Manajemen perusahaan menegaskan bahwa saat ini debt covenant perusahaan hingga akhir Desember 2021 masih dalam tahap yang baik. Disebutkan bahwa nilai rasio utang terhadap ekuitas perusahaan berada pada posisi 1,95x, jika surat utang ini rampung diterbitkan akan terjadi kenaikan menjadi 2,64x.
Hingga saat ini perusahaan masih belum menetapkan anak usahanya yang mana yang akan memberikan jaminan perusahaan untuk kepentingan penerbitan Surat Utang ini. Namun dipastikan anak usaha yang dimiliki 99% yang akan menjadi penjamin utang baru ini.

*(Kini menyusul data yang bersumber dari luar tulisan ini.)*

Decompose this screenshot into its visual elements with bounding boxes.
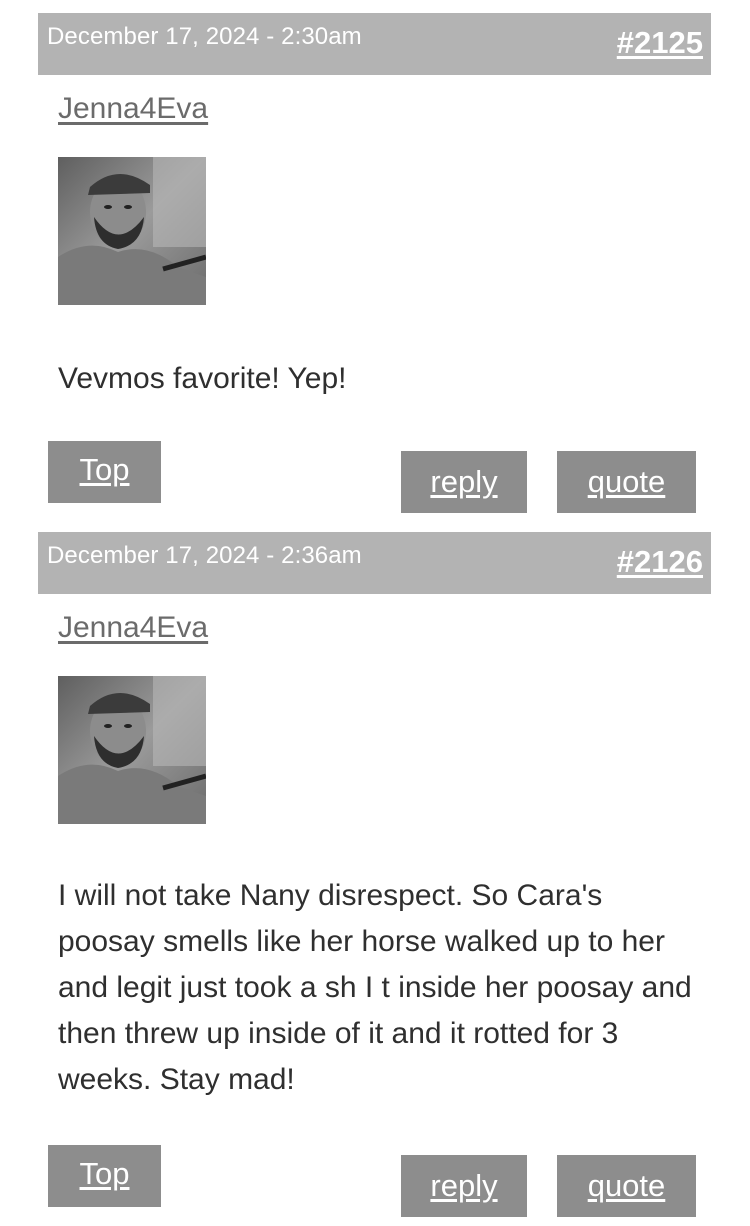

Sedangkan untuk tahun ini, perusahaan memiliki beberapa utang yang akan jatih tempo, antara lain Fasilitas Revolving non Tunai dengan PT Bank Mandiri Tbk (BMRI) senilai US$ 5,29 juta dan US$ 498,94 ribu, Fasilitas Pinjaman Demand Loan dengan PT Bank OCBC NISP Tbk (NISP) US$ 30 juta dan US$ Fasilitas Pinjaman Jangka Pendek dan Fasilitas Perbankan Umum dengan Standard Chartered Bank, Indonesia sebesar US$ 10 juta.

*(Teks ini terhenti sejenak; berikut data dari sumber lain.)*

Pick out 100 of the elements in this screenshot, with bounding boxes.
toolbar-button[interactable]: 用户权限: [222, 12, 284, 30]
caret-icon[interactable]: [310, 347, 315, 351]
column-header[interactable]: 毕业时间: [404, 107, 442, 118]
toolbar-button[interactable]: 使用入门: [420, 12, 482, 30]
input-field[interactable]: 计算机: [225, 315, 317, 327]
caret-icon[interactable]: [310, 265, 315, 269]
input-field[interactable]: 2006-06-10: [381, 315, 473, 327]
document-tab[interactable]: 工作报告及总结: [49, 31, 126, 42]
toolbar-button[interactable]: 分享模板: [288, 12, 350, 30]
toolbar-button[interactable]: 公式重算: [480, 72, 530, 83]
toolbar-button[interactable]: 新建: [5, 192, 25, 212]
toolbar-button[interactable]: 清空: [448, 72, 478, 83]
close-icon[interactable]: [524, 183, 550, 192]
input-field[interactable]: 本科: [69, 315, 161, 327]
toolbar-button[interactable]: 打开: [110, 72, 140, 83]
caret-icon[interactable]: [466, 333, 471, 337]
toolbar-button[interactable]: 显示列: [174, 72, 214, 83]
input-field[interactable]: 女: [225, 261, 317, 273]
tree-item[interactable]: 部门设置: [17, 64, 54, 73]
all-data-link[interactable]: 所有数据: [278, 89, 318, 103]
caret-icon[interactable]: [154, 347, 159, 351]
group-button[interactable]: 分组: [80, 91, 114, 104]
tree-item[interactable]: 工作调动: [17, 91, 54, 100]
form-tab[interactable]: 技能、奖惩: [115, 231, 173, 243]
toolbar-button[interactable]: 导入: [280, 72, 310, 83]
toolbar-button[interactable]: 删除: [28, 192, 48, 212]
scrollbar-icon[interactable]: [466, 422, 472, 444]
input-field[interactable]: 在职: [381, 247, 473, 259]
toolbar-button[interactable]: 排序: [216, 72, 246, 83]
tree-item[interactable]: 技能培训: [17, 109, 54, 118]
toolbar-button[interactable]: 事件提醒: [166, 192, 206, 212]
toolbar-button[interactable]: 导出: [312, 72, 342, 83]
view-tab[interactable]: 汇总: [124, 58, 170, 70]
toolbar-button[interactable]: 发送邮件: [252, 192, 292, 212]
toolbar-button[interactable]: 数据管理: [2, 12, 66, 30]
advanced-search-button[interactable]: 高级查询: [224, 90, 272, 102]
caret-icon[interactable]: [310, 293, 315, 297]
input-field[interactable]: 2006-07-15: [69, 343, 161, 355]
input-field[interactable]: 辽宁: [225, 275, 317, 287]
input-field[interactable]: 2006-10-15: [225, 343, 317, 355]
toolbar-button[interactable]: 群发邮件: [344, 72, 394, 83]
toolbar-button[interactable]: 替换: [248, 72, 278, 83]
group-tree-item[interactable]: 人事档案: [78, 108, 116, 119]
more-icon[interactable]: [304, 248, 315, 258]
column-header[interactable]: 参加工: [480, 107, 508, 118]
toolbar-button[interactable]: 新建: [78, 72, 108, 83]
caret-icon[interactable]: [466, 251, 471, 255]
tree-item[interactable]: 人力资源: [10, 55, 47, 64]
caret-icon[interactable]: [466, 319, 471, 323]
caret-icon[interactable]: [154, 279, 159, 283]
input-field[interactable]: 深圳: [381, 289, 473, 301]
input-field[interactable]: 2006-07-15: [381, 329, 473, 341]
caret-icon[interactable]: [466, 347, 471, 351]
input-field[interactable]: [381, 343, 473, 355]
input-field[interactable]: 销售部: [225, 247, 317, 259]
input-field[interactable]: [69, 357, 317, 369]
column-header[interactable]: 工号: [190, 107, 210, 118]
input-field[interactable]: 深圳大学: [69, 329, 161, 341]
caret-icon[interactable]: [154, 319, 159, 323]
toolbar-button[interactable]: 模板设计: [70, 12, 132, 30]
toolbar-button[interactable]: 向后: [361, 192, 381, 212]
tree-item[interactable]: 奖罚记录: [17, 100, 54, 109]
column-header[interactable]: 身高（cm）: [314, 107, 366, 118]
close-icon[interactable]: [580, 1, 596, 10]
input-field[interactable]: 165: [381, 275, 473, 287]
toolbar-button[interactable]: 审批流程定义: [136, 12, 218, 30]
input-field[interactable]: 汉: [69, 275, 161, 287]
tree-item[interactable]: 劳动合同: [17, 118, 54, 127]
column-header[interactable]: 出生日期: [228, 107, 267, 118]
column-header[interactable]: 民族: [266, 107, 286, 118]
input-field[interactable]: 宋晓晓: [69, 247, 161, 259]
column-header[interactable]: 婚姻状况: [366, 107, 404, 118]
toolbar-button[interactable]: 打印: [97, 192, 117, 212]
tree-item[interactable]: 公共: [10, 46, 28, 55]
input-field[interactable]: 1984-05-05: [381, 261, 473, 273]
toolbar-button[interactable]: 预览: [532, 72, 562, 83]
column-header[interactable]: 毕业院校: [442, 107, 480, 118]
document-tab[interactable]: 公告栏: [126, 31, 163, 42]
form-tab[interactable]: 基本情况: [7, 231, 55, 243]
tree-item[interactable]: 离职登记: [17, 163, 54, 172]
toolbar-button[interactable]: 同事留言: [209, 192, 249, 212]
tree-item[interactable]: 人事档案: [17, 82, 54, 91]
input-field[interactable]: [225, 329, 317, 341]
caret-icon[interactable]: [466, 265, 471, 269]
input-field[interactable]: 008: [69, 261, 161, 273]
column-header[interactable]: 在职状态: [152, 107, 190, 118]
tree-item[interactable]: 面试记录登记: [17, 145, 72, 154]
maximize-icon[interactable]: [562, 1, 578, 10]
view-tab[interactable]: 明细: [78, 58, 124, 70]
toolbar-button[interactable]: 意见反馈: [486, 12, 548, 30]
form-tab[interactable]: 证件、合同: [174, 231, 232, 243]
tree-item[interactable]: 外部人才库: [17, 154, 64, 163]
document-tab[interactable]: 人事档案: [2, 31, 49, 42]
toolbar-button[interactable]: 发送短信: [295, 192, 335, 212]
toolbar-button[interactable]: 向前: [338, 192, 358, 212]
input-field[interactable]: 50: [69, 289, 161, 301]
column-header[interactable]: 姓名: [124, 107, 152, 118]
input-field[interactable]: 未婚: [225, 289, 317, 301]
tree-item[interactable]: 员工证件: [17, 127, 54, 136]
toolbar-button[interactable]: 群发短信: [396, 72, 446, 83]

"Saat ini, Perseroan tidak memiliki rencana untuk melunasi fasilitas-fasilitas di atas dikarenakan fasilitas-fasilitas di atas diperlukan untuk menunjang kegiatan operasional Perseroan. Perseroan memperkirakan bahwa fasilitas-fasilitas ini akan terus diperpanjang guna mendukung kegiatan usaha Perseroan," terangnya.
Untuk diketahui, penerbitan surat utang baru ini nilainya melebihi dari 50% dari total ekuitas hingga akhir tahun lalu yang senilai US$ 161,74 juta.
Rencananya surat utang ini akan jatuh tempo pada 2026 dengan perkiraan tingkat bunga maksimal senilai 9,5%.
Perusahaan akan meminta izin kepada pemegang sahamnya untuk melakukan penerbitan obligasi ini pada 7 Mei 2021 mendatang.
"Apabila Rencana Transaksi tidak memperoleh persetujuan dari RUPS, maka rencana tersebut baru dapat diajukan kembali paling singkat 12bulan setelah pelaksanaan RUPS yang tidak menyetujui Rencana Transaksi."